# New for the second time ;)



## dantexeventer (Jul 11, 2009)

Hi!
I'm Tilly. I used to have an account on here a couple of years ago  Anyway, I'm eighteen and I event. Currently I'm in Area I - Maine to be exact - but I just spent eight months in Northern Virginia as a working student at an Olympic facility. I sold my first horse, Danny, while I was there and got the very cool opportunity to lease a CCI* star horse named Tejana (TJ for short ). My favorite horse down there was named Dante - he's a gorgeous nine year old TB gelding, aaamazing jumper. Way out of my price range, however...except some stuff came up and I just found out yesterday that his owners are giving him to me  so next week he'll be coming up to Maine, and we'll start competing! I'm super excited 
Hmm, not much else to say about me except I LOVE musical theatre, art (I work mainly with graphite), and music! I'm hoping to major in communications with a minor in theatre next fall (I graduated at 16 in '08 and am taking an extended break, lol!). 
Anyway, that's about it! 
Oh and here's a pic of me and TJ, just for fun...


----------



## Vidaloco (Sep 14, 2007)

Welcome back!


----------



## Walkamile (Dec 29, 2008)

Welcome! I'm also from Maine so you have my sympathies! :lol: Hope you are able to relocate to Virginia and congrats on Dante! Very exciting.


----------



## FoxyRoxy1507 (Jul 15, 2008)

dantexeventer said:


> My favorite horse down there was named Dante - he's a gorgeous nine year old TB gelding, aaamazing jumper. Way out of my price range, however...except some stuff came up and I just found out yesterday that his owners are giving him to me  so next week he'll be coming up to Maine, and we'll start competing! I'm super excited
> 
> Congrats on Dante, i just had the same thing happen, my trainer who is now in Kentucky just gave me an eventer i used to show and he's being shipped down this week or next! and he was way out of my price range as well! lol


----------



## Cremello (Jul 8, 2009)

Welcome Back and Congrats on your new boy


----------



## eventerdrew (Mar 13, 2009)

welcome back to the forum!
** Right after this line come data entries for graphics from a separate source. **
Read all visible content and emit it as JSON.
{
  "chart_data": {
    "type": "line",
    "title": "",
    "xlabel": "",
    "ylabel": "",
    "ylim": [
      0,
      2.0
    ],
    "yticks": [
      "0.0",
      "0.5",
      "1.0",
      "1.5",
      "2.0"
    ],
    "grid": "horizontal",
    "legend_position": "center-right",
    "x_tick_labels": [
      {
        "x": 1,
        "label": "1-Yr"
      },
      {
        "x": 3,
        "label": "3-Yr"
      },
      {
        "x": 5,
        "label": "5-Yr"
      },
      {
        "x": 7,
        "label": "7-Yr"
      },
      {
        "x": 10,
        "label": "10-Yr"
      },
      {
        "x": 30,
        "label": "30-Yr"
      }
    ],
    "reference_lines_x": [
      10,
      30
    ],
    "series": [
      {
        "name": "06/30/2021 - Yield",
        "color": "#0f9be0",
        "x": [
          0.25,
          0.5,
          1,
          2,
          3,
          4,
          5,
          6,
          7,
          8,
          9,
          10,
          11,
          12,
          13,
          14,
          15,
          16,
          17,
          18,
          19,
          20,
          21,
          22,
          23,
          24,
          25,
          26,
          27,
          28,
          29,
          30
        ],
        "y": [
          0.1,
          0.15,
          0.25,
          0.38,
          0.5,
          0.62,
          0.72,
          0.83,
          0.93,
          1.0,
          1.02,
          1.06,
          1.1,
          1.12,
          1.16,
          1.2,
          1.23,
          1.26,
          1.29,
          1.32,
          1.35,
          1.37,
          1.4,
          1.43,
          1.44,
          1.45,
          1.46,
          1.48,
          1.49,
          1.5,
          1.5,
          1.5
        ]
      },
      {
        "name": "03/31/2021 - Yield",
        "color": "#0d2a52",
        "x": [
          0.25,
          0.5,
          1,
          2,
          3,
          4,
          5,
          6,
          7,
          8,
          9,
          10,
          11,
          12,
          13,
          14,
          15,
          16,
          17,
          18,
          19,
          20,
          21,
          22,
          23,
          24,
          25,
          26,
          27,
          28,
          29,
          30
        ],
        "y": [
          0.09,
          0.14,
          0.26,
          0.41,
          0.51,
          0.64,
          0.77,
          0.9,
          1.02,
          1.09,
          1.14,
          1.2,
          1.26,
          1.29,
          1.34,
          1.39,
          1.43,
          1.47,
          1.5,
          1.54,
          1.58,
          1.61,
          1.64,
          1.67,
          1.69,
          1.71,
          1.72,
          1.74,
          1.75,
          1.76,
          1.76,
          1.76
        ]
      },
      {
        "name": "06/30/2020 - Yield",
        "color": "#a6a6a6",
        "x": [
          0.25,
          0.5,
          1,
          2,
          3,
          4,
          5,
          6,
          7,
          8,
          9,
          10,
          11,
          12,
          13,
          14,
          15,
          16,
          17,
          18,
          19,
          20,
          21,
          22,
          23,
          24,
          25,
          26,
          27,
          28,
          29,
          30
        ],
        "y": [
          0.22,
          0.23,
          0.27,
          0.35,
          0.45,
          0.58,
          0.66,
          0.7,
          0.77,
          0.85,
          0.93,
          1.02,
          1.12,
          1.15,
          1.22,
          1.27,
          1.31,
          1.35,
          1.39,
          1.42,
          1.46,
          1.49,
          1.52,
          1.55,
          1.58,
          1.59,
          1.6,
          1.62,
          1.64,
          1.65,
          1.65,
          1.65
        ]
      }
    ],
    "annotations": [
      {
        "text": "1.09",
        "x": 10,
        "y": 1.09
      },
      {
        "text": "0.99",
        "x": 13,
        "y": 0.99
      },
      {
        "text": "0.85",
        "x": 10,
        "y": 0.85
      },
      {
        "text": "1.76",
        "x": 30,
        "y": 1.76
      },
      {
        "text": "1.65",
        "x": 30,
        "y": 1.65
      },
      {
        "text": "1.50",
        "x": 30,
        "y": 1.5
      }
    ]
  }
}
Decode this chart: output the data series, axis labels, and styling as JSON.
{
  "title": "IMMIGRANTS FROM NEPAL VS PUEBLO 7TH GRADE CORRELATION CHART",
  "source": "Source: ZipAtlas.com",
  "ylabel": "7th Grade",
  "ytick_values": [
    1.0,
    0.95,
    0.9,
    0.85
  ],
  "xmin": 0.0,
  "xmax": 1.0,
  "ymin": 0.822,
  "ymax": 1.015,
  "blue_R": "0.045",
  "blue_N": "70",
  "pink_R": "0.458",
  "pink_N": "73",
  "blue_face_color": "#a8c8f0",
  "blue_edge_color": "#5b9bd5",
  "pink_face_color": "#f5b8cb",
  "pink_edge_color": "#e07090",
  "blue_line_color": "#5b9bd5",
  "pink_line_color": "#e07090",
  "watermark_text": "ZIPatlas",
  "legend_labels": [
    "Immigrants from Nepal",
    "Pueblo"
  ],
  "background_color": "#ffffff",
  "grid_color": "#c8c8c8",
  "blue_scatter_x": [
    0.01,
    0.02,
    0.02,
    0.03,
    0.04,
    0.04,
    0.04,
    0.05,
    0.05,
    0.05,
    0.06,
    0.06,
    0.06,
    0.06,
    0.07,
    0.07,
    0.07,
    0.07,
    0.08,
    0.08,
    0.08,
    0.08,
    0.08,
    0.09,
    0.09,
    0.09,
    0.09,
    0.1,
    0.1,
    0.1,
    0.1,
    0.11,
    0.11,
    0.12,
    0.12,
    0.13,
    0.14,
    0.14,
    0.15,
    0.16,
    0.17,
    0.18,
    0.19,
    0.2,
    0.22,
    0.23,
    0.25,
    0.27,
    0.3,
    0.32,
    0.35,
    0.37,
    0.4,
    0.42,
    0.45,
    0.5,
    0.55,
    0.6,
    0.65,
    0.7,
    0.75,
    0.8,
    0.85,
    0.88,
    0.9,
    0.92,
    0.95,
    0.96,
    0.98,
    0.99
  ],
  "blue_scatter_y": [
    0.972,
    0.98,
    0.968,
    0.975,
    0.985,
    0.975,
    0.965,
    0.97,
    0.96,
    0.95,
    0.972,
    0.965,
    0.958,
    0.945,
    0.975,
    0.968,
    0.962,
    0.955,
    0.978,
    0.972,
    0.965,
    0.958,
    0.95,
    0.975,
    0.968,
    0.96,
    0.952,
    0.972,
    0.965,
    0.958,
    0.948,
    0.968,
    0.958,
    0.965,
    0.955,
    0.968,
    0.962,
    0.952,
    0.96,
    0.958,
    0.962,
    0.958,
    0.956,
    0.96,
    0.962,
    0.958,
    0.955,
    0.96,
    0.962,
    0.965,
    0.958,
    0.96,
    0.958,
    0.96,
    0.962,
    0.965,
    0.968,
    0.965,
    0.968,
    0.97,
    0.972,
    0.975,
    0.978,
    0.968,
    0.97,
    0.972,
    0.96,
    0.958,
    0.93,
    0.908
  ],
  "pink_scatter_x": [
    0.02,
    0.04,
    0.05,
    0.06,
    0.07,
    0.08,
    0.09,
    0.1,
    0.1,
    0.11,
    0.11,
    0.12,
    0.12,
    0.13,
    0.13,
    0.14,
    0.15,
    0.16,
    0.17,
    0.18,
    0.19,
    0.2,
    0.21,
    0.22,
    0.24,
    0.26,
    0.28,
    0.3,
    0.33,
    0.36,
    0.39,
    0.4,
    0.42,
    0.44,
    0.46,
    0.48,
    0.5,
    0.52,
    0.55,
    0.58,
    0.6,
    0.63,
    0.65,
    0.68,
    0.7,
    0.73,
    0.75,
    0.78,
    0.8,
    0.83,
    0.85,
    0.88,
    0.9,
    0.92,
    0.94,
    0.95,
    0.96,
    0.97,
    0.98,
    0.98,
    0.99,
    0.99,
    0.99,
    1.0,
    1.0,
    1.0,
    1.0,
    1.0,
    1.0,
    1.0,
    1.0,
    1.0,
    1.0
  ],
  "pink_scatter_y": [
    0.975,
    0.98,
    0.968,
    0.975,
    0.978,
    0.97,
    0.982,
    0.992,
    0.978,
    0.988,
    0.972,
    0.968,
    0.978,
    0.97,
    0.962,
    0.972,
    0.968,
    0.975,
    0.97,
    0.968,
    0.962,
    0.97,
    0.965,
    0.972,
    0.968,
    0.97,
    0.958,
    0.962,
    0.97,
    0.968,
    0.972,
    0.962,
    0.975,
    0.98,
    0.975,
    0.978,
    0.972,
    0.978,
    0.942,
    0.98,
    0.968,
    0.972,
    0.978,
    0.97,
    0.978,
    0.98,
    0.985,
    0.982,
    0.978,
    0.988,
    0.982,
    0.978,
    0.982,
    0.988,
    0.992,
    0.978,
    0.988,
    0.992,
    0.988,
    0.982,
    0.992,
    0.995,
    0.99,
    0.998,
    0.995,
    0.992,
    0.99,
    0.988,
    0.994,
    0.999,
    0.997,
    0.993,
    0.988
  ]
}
Nice to have another eventer on here. Congrats on Dante 

What level have you competed at?


----------



## dantexeventer (Jul 11, 2009)

Thanks guys 
FoxyRoxy, congrats!!! I cried for like two hours when I found out, lol!
eventerdrew, I've gone Novice and I'm hoping to move up to Training probably in the spring


----------



## eventerdrew (Mar 13, 2009)

awesome! I've gone novice too!


----------



## dantexeventer (Jul 11, 2009)

sweet! your horse in your avatar is super cute!!


----------



## PoptartShop (Jul 25, 2010)

Welcome back to the Horse Forum!


----------



## goldilockz (Aug 1, 2008)

Welcome back!


----------



## eventerdrew (Mar 13, 2009)

thanks! That's my American Warmblood (3/4 TB 1/4 Shire) mare. Your horse is so adorable


----------



## dantexeventer (Jul 11, 2009)

wow, cool combo  Thank you! She's a doll, my little crazy TB mare


----------